Back on the trail we eventually left the woods and turned onto the High Meadows Trail, where we found just that. Luckily being fall, we didn’t have much problem walking through the thorns and high grass. The views here were some of the best of the trip, not to mention the leaves starting to change colors.
By about mile eight or nine, we found a creek and filled our bottles with purified water through a filter. Little did we know, just a little further down the trail there would be much better running water, even a beautiful waterfall that screamed “Take a photo for the gram!” From this point, a creek paralleled the trail for more than a mile. We crossed a good-sized stream crossing that was pretty calm and low in the fall, but I’ve read can be up to your thighs in the spring. There were campsites scattered up and down the creek, but they fill up pretty quickly. We were still looking for a site by early evening and eventually found one towards the end of the row about 200 yards from the creek.
We didn’t really hit any hills until our third day when crossing onto the Judy Springs Trail. We had been spoiled by the downhills and spent the next few miles huffing and puffing while lugging our gear upwards. Luckily, our loads were a bit lighter as we had already eaten some of our food. Still, the views of the leaves changing color were gorgeous.
Once we finally made it to the homestretch, the Huckleberry Trail where we initially departed on, we stopped for a quick lunch before the skies opened up. The rain fell, and we kept walking. Remember that rain jacket I didn’t have? Luckily, I never travel without a disposable poncho, which was a lifesaver to cover both me and my bag.

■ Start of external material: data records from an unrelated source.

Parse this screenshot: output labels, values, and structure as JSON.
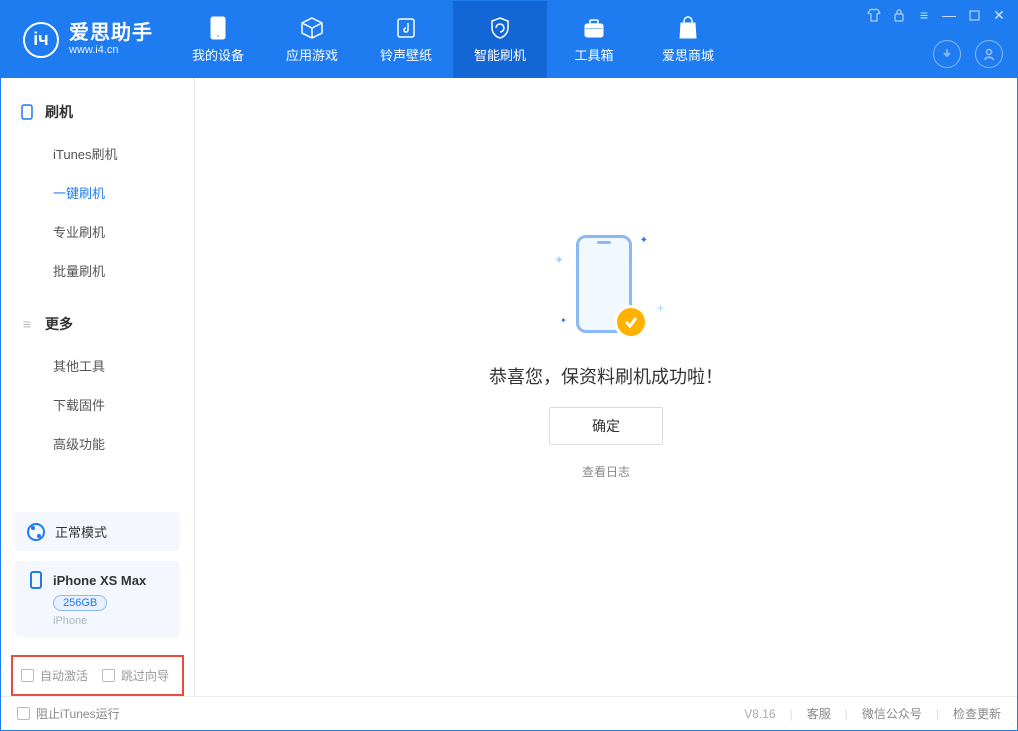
{
  "app": {
    "name": "爱思助手",
    "url": "www.i4.cn"
  },
  "nav": {
    "device": "我的设备",
    "apps": "应用游戏",
    "ringtones": "铃声壁纸",
    "flash": "智能刷机",
    "toolbox": "工具箱",
    "store": "爱思商城"
  },
  "sidebar": {
    "section_flash": "刷机",
    "items_flash": {
      "itunes": "iTunes刷机",
      "oneclick": "一键刷机",
      "pro": "专业刷机",
      "batch": "批量刷机"
    },
    "section_more": "更多",
    "items_more": {
      "other": "其他工具",
      "firmware": "下载固件",
      "advanced": "高级功能"
    },
    "mode": "正常模式",
    "device": {
      "name": "iPhone XS Max",
      "capacity": "256GB",
      "type": "iPhone"
    },
    "auto_activate": "自动激活",
    "skip_guide": "跳过向导"
  },
  "main": {
    "success": "恭喜您，保资料刷机成功啦！",
    "ok": "确定",
    "view_log": "查看日志"
  },
  "footer": {
    "block_itunes": "阻止iTunes运行",
    "version": "V8.16",
    "support": "客服",
    "wechat": "微信公众号",
    "update": "检查更新"
  }
}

Overall, it was the perfect trail for a beginner like me. It wasn’t terribly steep minus those few miles starting around mile 11. Sure, it was cold, I mean really cold the first night, but you can’t really predict the weather. That being said the landscape was perfect to enjoy the turning of the leaves in the fall, the views were stunning, and the changing landscapes kept everything interesting. It’s hard to believe this peaceful hike was less than a four-hour drive from Washington, DC.